Das Ideal Stromlinie hatte auch ein bevorzugte Material. Aluminium. Dieses Metall ist erst seit dem frühen 19. Jahrhundert bekannt. Weich, zugfest, von prächtiger Oberfläche. Und vor allem sehr leicht. Es ist allerdings schwieriger zu verarbeiten als etwa Stahl.

Beschleunigung hat also ihre ästhetischen Konzepte und speziellen Erscheinungsformen. Über die Massenfertigung ist das merklich verflacht. Was damals reichen Exzentrikern und Desperados vorbehalten war, wurde in der Massenkultur verdünnt, verwässert. Das schrieb schließlich auch dem Handwerk einen völlig anderen Rang zu.

Handwerk und Kunst. Diese zwei Themen und ihre Beziehungen untereinander interessieren mich sehr. Während der Renaissance änderten sich in der westlichen Kultur einige Auffassungen gründlich. Künstler begannen, als einzelne Persönlichkeiten hervorzutreten, sich einen speziellen Nimbus zu geben.

Die Kunst trennte sich vom Handwerk und erhob sich über das Handwerk.

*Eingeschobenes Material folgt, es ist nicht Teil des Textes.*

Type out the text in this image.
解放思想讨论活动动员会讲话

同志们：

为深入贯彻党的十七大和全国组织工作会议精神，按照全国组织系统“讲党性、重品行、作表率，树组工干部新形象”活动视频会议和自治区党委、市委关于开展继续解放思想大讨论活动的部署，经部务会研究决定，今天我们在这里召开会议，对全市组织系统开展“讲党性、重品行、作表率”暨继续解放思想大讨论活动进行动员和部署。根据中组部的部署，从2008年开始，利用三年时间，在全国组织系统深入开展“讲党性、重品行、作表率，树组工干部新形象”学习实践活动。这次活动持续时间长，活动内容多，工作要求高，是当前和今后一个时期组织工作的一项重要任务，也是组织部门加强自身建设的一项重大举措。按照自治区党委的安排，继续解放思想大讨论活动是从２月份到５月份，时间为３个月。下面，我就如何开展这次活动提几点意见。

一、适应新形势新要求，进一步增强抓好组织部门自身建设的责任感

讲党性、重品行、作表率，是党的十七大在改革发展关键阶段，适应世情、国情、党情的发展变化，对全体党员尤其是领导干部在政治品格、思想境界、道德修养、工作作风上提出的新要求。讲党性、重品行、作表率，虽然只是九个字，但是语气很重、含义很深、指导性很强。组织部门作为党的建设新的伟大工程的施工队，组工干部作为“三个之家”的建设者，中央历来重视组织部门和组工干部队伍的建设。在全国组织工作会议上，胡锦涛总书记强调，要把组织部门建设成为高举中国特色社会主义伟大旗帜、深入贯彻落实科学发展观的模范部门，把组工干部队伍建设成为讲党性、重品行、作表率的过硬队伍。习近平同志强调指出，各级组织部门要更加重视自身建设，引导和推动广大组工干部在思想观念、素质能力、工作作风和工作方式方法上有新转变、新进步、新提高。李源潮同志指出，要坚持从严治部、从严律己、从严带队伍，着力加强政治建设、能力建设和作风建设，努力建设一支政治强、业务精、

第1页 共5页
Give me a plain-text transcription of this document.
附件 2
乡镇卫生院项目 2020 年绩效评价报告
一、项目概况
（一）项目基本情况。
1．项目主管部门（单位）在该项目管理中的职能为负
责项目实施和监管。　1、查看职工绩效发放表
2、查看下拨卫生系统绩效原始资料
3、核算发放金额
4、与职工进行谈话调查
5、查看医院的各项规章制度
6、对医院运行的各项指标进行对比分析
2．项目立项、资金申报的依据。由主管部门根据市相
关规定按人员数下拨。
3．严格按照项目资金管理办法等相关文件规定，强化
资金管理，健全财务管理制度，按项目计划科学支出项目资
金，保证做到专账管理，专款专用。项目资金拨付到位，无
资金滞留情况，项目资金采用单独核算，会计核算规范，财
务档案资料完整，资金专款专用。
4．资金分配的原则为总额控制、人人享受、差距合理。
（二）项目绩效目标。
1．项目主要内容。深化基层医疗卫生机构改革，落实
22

Kulturphilosoph Richard Sennett deutet Prozesse, in denen der Kopf eine angebliche Überlegenheit gegenüber der Hand zugeschrieben bekam, als den Ausdruck des menschlichen Wunsches nach etwas Dauerhaftem im ständigen Zerfall der materiellen Dinge.

Dabei erscheint kurios, daß sich beispielsweise in der Musik ab dem 18. Jahrhundert der Typ des Virtuosen etablierte. Handfertigkeit und technische Meisterschaft begannen zu dominieren.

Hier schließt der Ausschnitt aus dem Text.